On paper with this one, you’ve got a first half that’s pretty close to flawless, and then a second that isn’t too far behind. The only difference is how some earlier cuts encapsulate the hard rap of The Lash slightly more perfectly. Gallop Of The Hounds is one hell of an opener, wielding a blaring, granite riff that stakes this era’s retuning within its first 30 seconds, though makes sure to not alienate a punk spirit entirely. You get pieces of that elsewhere with shades of The Menzingers peeking through on Spider Dream and I Was A Henchman, but ‘punk’ in The Dirty Nil’s hands does more when it’s allowed to roar and, more importantly, sneer. It’s the basic principle behind Rock N’ Roll Band, which, in a song about how the appreciation and love of the game only goes so far, finds itself packing a firebomb towards the industry in “Someone else is getting rich, not you”.
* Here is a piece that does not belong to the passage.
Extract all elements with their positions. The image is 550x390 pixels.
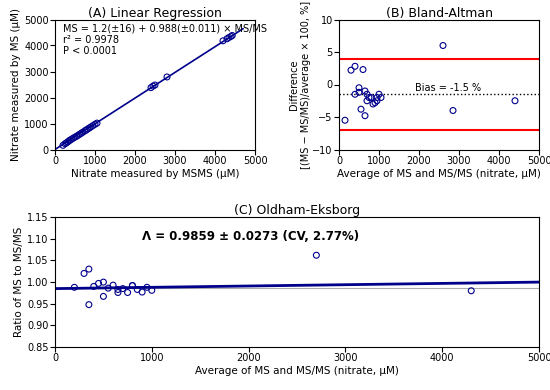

Thus, the magic of The Lash becomes isolated and preserved—the louder and brasher The Dirty Nil can get, the more gold they end up striking. Hero Narrative could be a late-album highlight solely for the refrain of “I just remembered that I didn’t forget about you” being as soaked in bile as it is. Less concentrated in its acidity but perhaps even more slamming, Fail In Time plays a defeatist anthem like a grand holler into the void, the culmination of major-key vamps, power-pop core and Bentham’s titanium-clad earworm “I got a feeling in my spine”. When The Lash lets its power swing, it delivers some of the best moments in The Dirty Nil’s catalogue, full stop. Even when tilting into a more sincere, hopeful bent on They Won’t Beat Us (or, more than likely, because of it), there’s a healthy amount of muscle powering the journey.
Slower moments, meanwhile, feature less but rarely slouch. The album’s ‘worst’ slots in here with Spider Dream, and even that’s for an even, burnished feel that’s less impressive, though nothing close to bad. If anything, it’s shown to work elsewhere on this very album, as That Don’t Mean It Won’t Sting country-fries its Americana and adds a lurching bass step behind it for a really playful, addictive instrumental loop. Moreover, every song on The Lash has at least one outstanding compositional feature to its name, and rarely only one. Even on the straighter-than-straightforward punk song Do You Want Me, the hurried, blasted-out feel is the perfect propeller for less than two minutes, which each constituent part working in faultless concert.
Of course, you could also be more conservative with the analysis and say how much The Lash just rocks, like it plainly does. Not a new phenomenon from The Dirty Nil, by any stretch, but it’s also one that’s never unpleasant to see. Especially now when it’s taken the form of a harder, more bruising reworking, to find not one iota of spirit diminished or lost is a wonderful outcome. If anything, all of that’s been cranked up, allowed to show more teeth, and turned into a brand new—yet distinctly familiar—animal. It might very well be The Dirty Nil’s new one to beat.
For fans of: PUP, Heart Attack Man, Spanish Love Songs
‘The Lash’ by The Dirty Nil is released on 25th July on Dine Alone Records.